Exhibition adds to the Freedmans' 2YO haul

Mandy Cottell
Exhibition (centre) continued a successful run for training brothers Michael and Richard Freedman

Brothers Richard and Michael Freedman have continued an outstanding season with two-year-olds and iced a memorable week with Exhibition's gutsy win at Randwick.

Having just his second start, the $6.50 chance was under stern urgings from jockey Andrew Adkins around the home turn but responded and lifted late to edge out favourite Angel Helena ($2.10) by a short half-head.

Silhoutte ($2.90) was a long head away third.

The colt's victory in Saturday's Magna Grecia New To Coolmore Hcp (1500m) gave the training partners their 10th two-year-old success this season.

Exhibition was also the Freedmans' ninth winner from their past 14 runners.

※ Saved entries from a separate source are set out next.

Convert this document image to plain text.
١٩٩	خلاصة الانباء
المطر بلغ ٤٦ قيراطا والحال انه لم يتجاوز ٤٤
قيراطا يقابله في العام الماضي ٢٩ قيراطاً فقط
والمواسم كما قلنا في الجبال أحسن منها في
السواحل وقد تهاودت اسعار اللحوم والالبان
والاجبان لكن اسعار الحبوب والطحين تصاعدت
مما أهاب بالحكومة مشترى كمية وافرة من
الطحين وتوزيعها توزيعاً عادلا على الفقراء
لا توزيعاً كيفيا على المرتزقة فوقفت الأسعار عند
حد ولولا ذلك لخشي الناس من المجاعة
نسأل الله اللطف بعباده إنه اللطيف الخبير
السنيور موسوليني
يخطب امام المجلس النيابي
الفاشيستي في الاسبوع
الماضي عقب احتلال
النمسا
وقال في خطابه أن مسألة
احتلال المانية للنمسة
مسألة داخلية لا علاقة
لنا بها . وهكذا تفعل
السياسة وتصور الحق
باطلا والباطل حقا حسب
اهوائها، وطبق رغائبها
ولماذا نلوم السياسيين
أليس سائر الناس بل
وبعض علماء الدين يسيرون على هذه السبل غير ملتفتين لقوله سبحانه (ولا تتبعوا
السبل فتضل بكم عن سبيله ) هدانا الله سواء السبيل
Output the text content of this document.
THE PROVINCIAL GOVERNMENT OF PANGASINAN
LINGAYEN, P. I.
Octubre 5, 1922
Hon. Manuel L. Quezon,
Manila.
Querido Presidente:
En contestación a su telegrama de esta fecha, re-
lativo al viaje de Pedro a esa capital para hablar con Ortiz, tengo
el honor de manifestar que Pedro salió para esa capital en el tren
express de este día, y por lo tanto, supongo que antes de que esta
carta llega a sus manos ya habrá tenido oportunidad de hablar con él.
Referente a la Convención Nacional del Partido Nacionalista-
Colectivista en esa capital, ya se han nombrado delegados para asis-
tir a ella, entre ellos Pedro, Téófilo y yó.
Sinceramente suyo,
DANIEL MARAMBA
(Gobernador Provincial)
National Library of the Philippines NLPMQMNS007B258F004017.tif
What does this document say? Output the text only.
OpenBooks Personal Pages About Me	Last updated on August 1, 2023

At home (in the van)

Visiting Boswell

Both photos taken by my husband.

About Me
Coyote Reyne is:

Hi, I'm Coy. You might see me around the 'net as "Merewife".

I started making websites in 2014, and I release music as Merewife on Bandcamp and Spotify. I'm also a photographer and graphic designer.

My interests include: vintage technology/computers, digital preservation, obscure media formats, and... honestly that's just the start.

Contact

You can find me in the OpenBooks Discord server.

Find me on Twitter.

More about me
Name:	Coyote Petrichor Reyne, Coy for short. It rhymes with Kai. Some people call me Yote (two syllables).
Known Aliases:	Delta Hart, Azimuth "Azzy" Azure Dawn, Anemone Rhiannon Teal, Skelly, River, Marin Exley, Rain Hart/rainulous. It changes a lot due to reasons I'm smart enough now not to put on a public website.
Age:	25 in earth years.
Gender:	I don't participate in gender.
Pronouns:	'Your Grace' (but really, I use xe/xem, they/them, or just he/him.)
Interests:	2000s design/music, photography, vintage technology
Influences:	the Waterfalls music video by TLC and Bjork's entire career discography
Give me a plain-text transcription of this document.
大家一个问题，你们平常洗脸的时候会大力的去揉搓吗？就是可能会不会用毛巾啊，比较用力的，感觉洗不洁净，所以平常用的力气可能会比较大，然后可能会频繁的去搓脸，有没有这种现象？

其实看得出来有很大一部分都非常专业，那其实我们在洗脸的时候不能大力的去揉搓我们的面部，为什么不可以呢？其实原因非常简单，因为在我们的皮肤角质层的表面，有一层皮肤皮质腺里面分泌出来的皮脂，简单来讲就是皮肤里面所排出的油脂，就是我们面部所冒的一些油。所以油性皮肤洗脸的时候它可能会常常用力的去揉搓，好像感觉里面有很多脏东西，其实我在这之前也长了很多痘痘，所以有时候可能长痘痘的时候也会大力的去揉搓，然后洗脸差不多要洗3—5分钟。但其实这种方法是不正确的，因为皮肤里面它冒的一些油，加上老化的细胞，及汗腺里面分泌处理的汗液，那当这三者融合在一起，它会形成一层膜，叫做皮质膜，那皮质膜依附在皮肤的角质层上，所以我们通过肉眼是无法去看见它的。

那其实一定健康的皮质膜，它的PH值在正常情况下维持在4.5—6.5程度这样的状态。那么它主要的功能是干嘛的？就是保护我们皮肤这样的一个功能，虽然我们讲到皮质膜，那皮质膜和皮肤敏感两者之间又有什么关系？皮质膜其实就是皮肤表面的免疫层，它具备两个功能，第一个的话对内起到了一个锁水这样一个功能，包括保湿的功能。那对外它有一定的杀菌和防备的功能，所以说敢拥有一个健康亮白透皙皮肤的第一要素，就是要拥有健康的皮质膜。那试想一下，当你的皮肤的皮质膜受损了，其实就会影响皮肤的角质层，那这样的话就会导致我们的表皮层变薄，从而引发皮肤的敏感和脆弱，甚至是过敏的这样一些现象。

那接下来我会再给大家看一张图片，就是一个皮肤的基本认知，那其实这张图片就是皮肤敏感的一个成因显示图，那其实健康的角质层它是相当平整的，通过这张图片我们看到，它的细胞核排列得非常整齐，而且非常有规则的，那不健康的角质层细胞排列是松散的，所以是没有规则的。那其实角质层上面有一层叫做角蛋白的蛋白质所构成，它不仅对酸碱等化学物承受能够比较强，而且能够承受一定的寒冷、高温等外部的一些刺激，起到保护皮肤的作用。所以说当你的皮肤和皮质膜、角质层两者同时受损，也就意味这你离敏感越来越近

The brothers only teamed up 12 months ago and Michael said it was important to show they could get results with young horses given the industry's emphasis on juvenile success.

"It's our tenth for the season with a crop of 35 to start the season so we're pretty happy with how it's gone," Michael Freedman said.

"We've got an even crop of yearlings coming through this year and we've always got room for a few more."

Michael Freedman, who has boxes at Randwick, does most of the work with their juveniles while the Rosehill-based Richard has focused on the older horses.

However that was not the case with Exhibition.

"I had him early and he took him to Rosehill so fair play to Richard, he's done a good job," Freedman said.

The Freedmans believes Exhibition has the makings of a handy stayer and will send him for a break before a possible Spring Champion Stakes campaign.

"He's come a long way from where he was three or four months ago and if he can make the same sort of improvement then he's got plenty of upside," Freedman said.

Adkins snared a double at Rosehill last week and continued in that vein aboard Exhibition.

He said the youngster relaxed well early and he gave the horse room in the run to maintain his rhythm when the speed slackened.

"I knew he wasn't going to dash, it was going to be a long wind up job," Adkins said.